The current scaling speed is created by increasing funding for training projects, which isn’t sustainable without continued success. Without this, the speed goes down to the much slower FLOP/dollar trend of improving cost efficiency of compute, making better AI accelerators. The 2 + 4 + 8 years thing might describe gradual increase in funding, but there are still 2 OOMs of training compute beyond original GPT-4 that are already baked-in in the scale of the datacenters that are being built and didn’t yet produce deployed models. We’ll only observe this in full by late 2026, so the current capabilities don’t yet match the capabilities before a possible scaling slowdown.

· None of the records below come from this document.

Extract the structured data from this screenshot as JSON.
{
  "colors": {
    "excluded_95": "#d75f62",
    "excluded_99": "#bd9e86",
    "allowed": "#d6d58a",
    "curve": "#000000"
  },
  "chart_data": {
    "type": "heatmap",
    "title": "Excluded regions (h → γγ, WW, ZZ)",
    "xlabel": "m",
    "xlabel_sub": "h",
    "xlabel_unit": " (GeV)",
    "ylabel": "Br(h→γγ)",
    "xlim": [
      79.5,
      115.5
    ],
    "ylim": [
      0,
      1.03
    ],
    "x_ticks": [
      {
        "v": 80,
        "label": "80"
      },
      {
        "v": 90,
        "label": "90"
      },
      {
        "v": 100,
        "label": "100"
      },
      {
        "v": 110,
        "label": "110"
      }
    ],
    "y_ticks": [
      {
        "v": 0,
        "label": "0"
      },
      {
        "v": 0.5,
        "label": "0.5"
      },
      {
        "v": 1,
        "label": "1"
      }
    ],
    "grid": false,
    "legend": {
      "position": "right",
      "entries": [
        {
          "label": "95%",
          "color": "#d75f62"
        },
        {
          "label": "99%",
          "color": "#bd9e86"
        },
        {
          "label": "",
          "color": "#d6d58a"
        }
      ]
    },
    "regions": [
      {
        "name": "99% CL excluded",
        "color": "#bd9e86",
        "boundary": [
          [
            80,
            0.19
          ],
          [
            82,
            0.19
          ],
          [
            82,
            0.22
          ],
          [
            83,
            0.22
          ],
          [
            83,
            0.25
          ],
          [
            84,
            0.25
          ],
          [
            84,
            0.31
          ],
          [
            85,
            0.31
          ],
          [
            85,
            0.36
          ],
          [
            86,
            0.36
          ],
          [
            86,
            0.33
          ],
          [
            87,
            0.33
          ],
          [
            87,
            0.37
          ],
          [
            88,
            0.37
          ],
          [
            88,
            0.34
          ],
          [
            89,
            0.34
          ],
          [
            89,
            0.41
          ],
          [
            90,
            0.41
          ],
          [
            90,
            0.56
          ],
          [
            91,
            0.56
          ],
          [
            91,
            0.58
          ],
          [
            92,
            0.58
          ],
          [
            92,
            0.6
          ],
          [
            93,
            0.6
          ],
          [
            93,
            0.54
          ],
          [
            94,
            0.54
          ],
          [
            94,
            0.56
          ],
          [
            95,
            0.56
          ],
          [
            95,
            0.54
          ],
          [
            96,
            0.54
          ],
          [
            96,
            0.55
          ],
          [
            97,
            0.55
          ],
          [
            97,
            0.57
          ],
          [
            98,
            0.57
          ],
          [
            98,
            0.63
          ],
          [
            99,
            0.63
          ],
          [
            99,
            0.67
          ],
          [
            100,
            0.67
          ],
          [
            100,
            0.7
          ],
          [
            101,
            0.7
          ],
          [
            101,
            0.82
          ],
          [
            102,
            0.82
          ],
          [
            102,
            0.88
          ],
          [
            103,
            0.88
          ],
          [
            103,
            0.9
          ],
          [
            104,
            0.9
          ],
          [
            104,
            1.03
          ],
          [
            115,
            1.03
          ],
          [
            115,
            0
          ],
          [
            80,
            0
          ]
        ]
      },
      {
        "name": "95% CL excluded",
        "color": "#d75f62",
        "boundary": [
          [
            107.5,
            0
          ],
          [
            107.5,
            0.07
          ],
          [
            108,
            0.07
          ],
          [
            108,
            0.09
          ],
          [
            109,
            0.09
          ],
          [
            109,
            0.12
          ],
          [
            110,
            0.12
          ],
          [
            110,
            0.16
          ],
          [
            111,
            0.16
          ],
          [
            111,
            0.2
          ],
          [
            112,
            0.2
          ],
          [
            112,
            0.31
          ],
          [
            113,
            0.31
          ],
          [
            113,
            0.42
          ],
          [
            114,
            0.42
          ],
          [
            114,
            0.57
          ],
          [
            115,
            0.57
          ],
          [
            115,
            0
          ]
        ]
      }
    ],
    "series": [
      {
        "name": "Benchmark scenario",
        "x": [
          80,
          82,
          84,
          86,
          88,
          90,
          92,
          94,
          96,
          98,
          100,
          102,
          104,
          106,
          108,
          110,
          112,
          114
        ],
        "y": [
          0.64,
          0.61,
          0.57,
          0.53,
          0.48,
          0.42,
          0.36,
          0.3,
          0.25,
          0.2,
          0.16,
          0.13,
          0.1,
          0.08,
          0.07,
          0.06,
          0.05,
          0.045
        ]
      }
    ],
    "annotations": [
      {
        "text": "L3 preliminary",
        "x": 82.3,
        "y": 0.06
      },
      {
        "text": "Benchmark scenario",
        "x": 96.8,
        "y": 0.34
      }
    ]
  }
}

you say “Human ingenuity is irrelevant. Lots of people believe they know the one last piece of the puzzle to get AGI, but I increasingly expect the missing pieces to be too alien for most researchers to stumble upon just by thinking about things without doing compute-intensive experiments.” and you link https://tsvibt.blogspot.com/2024/04/koan-divining-alien-datastructures-from.html for “too alien for most researchers to stumble upon just by thinking about things without doing compute-intensive experiments”
i feel like that post and that statement are in contradiction/tension or at best orthogonal
I think Mesa is saying something like “The missing pieces are too alien for us to expect to discover them by thinking/theorizing but we’ll brute-force the AI into finding/growing those missing pieces by dumping more compute into it anyway.” and Tsvi’s koan post is meant to illustrate how difficult it would be to think oneself into those missing pieces.